Märchen-Klassik – Hänsel und Gretel / Rotkäppchen



Erster Eindruck: Geschichten aus dem tiefen Wald...

Die Not ist groß bei einer kleinen Holzfällerfamilie, Vater und Stiefmutter wissen nicht mehr, wie sie ihre Kinder ernähren sollen. Und so entschließen sie sich, Hänsel und Gretel im Wald auszusetzen, die den Weg nach Hause nicht mehr finden... (Hänsel und Gretel)
Um der kranken Großmutter eine Freude zu machen, wird Rotkäppchen mit Kuchen und Wein in ihr einsam gelegenes Haus im Wald geschickt. Doch dabei begegnet sie dem Wolf, der sie vom rechten Weg abbringt... (Rotkäppchen)

In der Reihe „Märchen-Klassik“ werden in einer Folge zwei der wohl bekanntesten Märchen der Gebrüder Grimm erzählt, die zur Kindheit von zahlreichen Generationen gehören: „Rotkäppchen“ und „Hänsel und Gretel“. Und natürlich wird auch hier wieder die Geschichte mit klassischer Musik untermalt, wobei zwischen den hier verwendeten Komponisten Engelbert Humperdinck und Richard Wagner auch persönlich eine enge Bindung bestand. Ersterer hat eine ganze Oper zu „Hänsel und Gretel“ komponiert, die hier dann auch Verwendung gefunden hat. Die bekannte Geschichte wird hier solide und bei den Szenen im Hexenhaus auch durchaus spannend erzählt, manche Dialoge wirken aber doch etwas hölzern, was leider auch an den noch recht jungen Sprechern liegt. Die Darstellung der Hexe hat mir jedoch sehr gut gefallen, düster, bedrohlich und dennoch kindgerecht. „Rotkäppchen“ ist zwar teilweise etwas in die Länge gezogen, um auf eine Laufzeit von 27 Minuten zu kommen, doch insgesamt ist eine stimmige Version des Märchen entstanden. Zudem wurden kleine Änderungen vorgenommen, so kommt der Jäger hier nicht zufällig des Weges, und auch das Pflücken der Blumen hat hier noch einmal eine stimmige Note bekommen.

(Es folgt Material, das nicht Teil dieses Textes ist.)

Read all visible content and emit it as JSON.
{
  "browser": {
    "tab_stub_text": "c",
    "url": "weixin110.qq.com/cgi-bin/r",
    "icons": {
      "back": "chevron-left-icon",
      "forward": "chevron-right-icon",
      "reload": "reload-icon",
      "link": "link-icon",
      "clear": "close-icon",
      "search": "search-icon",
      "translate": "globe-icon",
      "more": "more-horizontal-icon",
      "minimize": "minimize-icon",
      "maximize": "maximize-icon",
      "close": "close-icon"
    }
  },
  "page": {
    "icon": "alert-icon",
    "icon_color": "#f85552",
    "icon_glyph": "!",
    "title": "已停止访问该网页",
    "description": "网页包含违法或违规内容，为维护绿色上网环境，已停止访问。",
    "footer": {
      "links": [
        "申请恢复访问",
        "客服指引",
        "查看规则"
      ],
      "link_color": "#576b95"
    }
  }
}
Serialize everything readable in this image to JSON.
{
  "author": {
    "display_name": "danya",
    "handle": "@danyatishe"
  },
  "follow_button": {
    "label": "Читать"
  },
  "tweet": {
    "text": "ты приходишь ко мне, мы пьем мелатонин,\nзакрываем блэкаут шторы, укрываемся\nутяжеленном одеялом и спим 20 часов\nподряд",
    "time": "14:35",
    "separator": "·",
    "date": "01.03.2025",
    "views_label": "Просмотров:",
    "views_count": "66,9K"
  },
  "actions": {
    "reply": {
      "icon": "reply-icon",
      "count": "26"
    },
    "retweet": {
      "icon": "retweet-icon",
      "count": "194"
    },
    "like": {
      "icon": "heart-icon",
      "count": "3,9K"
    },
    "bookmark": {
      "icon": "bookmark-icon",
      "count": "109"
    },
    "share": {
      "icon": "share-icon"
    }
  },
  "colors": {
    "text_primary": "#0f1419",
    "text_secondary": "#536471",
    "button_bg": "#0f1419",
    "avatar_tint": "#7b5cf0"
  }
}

Jana Rahma ist als Rotkäppchen zu hören und kann die Unbeschwertheit und Neugier des Mädchens gekonnt darstellen, ihre helle Stimme passt dabei gut zu der Rolle. Gerhard Fehn ist in dieser Geschichte als Erzähler zu hören, die er mit seiner angenehmen Stimme und der passenden Aussprache gekonnt gestaltet. Die Sprecherin der Gretel hat mir leider nicht so sehr gefallen, zu hölzern und emotionslos vertont sie ihre Dialoge und nimmt so viel Spannung aus der Folge. Weitere Sprecher sind Frank Logemann, Christian Bergmann und Aischa-Lina Löbbert.

Die Musik ist wesentliches Element dieser Hörspielreihe und nimmt auch hier wieder eine wichtige Rolle ein. Dabei sind die Opernmelodien aus „Hänsel und Gretel“ teilweise auch mit klassischen Volksliedern oder Gesangsstellen zu hören, was mich immer wieder abgelenkt hat und einen eher unrunden Eindruck hinterlässt. „Rotkäppchen“ überzeugt mit der dramatischen Musik von Richard Wagner, die sich sehr gut um die Handlung und ihre Stimmung legt.

Die Gestaltung des Covers gefällt mir sehr gut, da nicht nur der niedliche und kindgerechte Zeichenstil gut zur Geltung kommt, sondern auch das Motiv aus „Hänsel und Gretel“ sehr kreativ erdacht ist. Denn statt der bekannten weißen Kieselsteine wirft Hänsel hier kleine blaue Noten auf den Weg, sodass das Motiv der Klassik aufgegriffen wird. Im Inneren des Booklets werden zwar nicht die Sprecher ihren Rollen zugeordnet, dafür gibt es eine ausführliche Trackliste und einen interessanten Text über die Entstehung der Musik.

Fazit: „Hänsel und Gretel“ hat mich insgesamt nicht allzu sehr überzeugt. Zwar sind die Szenen bei der Hexe kindgerecht unheimlich geraten, die teils mit Gesang unterlegte Musik und die etwas hölzernen wirkenden Dialoge stören aber den Hörfluss. „Rotkäppchen“ hat mir da schon deutlich besser gefallen, die Verknüpfung von Wagners Musik mit der Handlung ist hier gut gelungen.